The United States Barge Office, the Custom House, the Woolworth Building.
To the visitor in New York who begins his art pilgrimage at the Battery, architecture is that form of design which makes the most profound, the most stirring impression on him.
Although there are several interesting examples of plastic and pictorial art within the confines of this civic breathing place, it is the enormous bulk of towering buildings to the northward of Battery Park that dominates eye and spirit alike.
Most of them, it is true, have little architectural significance beyond size, but at the very margin of the Battery wall is a structure, the United States Barge Office, that does possess artistic significance in its elements of the Italian Renaissance style. Also, at the northerly end of the park is the classical Custom House designed by Cass Gilbert, the same man who created the beautiful tower of the Woolworth Building that crowns the vista of Broadway looking uptown from the Battery.
In Battery Park proper the sculptures and memorials include the small fountain erected to the memory of wireless operators lost at sea in performance of their duty, the statue of John Ericsson by J. Scott Hartley, and the heroic bust of Verazzano erected to commemorate the visit to this harbor in 1524 of the great Italian navigator. In the little circle called Bowling Green, in front of the Custom House, is the handsome bronze seated figure of Abraham de Peyster, by George E. Bissell.
The facade of the Custom House represents the growing fashion in America of adding "color" to public buildings through the use of sculpture. On four plinths that are part of the architectural scheme are colossal groups by Daniel Chester French typifying America, Europe, Asia and Africa; while on the attic across the facade are twelve heroic figures representing the great sea powers through their most famous navigators.
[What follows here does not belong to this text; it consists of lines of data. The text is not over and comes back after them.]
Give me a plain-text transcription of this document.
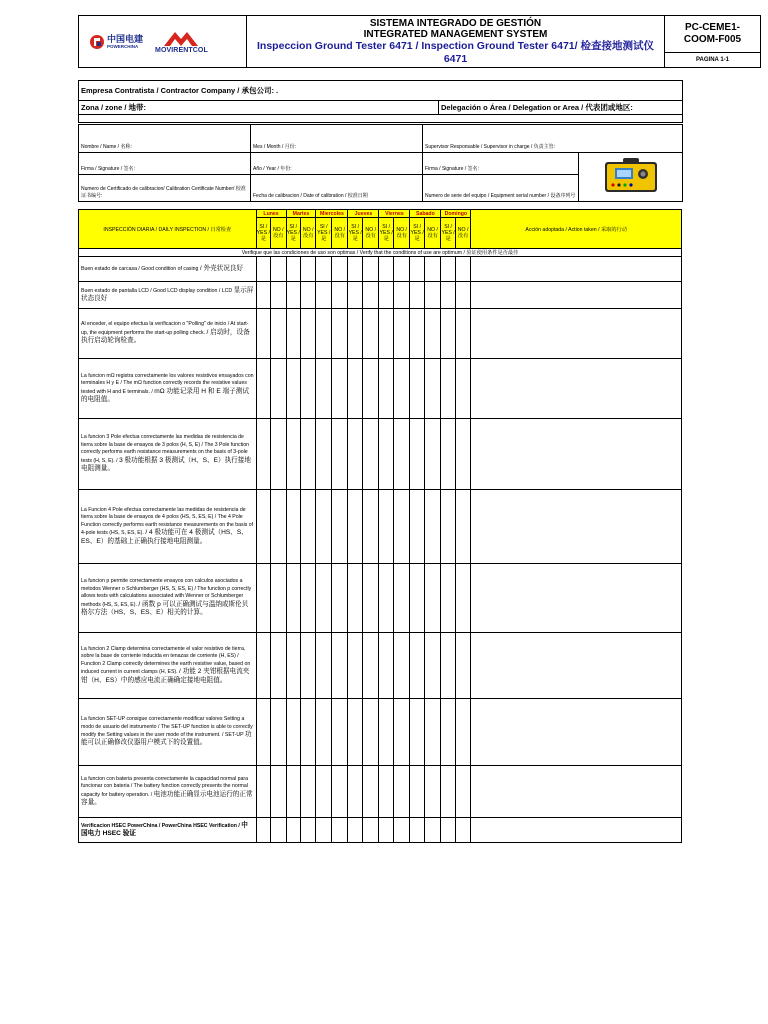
中国电建
POWERCHINA
MOVIRENTCOL

SISTEMA INTEGRADO DE GESTIÓN
INTEGRATED MANAGEMENT SYSTEM
Inspeccion Ground Tester 6471 / Inspection Ground Tester 6471/ 检查接地测试仪 6471

PC-CEME1-
COOM-F005

PAGINA 1-1
Empresa Contratista / Contractor Company / 承包公司: .
Zona / zone / 地带:	Delegación o Área / Delegation or Area / 代表团或地区:

Nombre / Name / 名称:	Mes / Month / 月份:	Supervisor Responsable / Supervisor in charge / 负责主管:	
Firma / Signature / 签名:	Año / Year / 年份:	Firma / Signature / 签名:	
Numero de Certificado de calibracion/ Calibration Certificate Number/ 校准证书编号:	Fecha de calibracion / Date of calibration / 校准日期	Numero de serie del equipo / Equipment serial number / 设备序列号	
INSPECCIÓN DIARIA / DAILY INSPECTION / 日常检查	Lunes		Martes		Miercoles		Jueves		Viernes		Sabado		Domingo		Acción adoptada / Action taken / 采取的行动
	SI / YES / 是	NO / 没有	SI / YES / 是	NO / 没有	SI / YES / 是	NO / 没有	SI / YES / 是	NO / 没有	SI / YES / 是	NO / 没有	SI / YES / 是	NO / 没有	SI / YES / 是	NO / 没有	
Verifique que las condiciones de uso son optimas / Verify that the conditions of use are optimum / 验证使用条件是否最佳															
Buen estado de carcasa / Good condition of casing / 外壳状况良好															
Buen estado de pantalla LCD / Good LCD display condition / LCD 显示屏状态良好															
Al enceder, el equipo efectua la verificacion o "Polling" de inicio / At start-up, the equipment performs the start-up polling check. / 启动时，设备执行启动轮询检查。															
La funcion mΩ registra correctamente los valores resistivos ensayados con terminales H y E / The mΩ function correctly records the resistive values tested with H and E terminals. / mΩ 功能记录用 H 和 E 端子测试的电阻值。															
La funcion 3 Pole efectua correctamente las medidas de resistencia de tierra sobre la base de ensayos de 3 polos (H, S, E) / The 3 Pole function correctly performs earth resistance measurements on the basis of 3-pole tests (H, S, E). / 3 极功能根据 3 极测试（H、S、E）执行接地电阻测量。															
La Funcion 4 Pole efectua correctamente las medidas de resistencia de tierra sobre la base de ensayos de 4 polos (HS, S, ES, E) / The 4 Pole Function correctly performs earth resistance measurements on the basis of 4-pole tests (HS, S, ES, E). / 4 极功能可在 4 极测试（HS、S、ES、E）的基础上正确执行接地电阻测量。															
La funcion p permite correctamente ensayos con calculos asociados a metodos Wenner o Schlumberger (HS, S, ES, E) / The function p correctly allows tests with calculations associated with Wenner or Schlumberger methods (HS, S, ES, E). / 函数 p 可以正确测试与温纳或斯伦贝格尔方法（HS、S、ES、E）相关的计算。															
La funcion 2 Clamp determina correctamente el valor resistivo de tierra, sobre la base de corriente inducida en tenazas de corriente (H, ES) / Function 2 Clamp correctly determines the earth resistive value, based on induced current in current clamps (H, ES). / 功能 2 夹钳根据电流夹钳（H、ES）中的感应电流正确确定接地电阻值。															
La funcion SET-UP consigue correctamente modificar valores Setting a modo de usuario del instrumento / The SET-UP function is able to correctly modify the Setting values in the user mode of the instrument. / SET-UP 功能可以正确修改仪器用户模式下的设置值。															
La funcion con bateria presenta correctamente la capacidad normal para funcionar con bateria / The battery function correctly presents the normal capacity for battery operation. / 电池功能正确显示电池运行的正常容量。															
Verificacion HSEC PowerChina / PowerChina HSEC Verification / 中国电力 HSEC 验证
Within the building, in the office of the Collector of the Port, is a series of ten mural paintings showing the Colonial ports of the seventeenth century, painted by Elmer E. Garnsey.
From the Custom House the visitor may best make his way afoot through the canyon of Broadway that Joseph Pennell has made known by his etchings, to Trinity Church, standing in its ancient green churchyard at the head of 'Wall Street.
This handsome example of Gothic architecture was designed by R. N. Upjohn and was begun in 184o. Its secondary artistic feature is the pair of bronze doors by Karl Bitter, erected as a memorial to John Jacob Astor, first of his name in this city. A few blocks to the north, at Fulton Street, is St. Paul's Chapel, one of the
Trinity parish churches and one of the three semi-public buildings now standing that were in existence in New York in Revolutionary days. It was built by McBean in 1764 and its design was strongly influenced by the manner of Sir Christopher Wren, the great English architect. Its interior is purely Georgian and on the Broadway facade of the building is an interesting example of mortuary art in the form of a relief tablet in honor of General Richard Montgomery.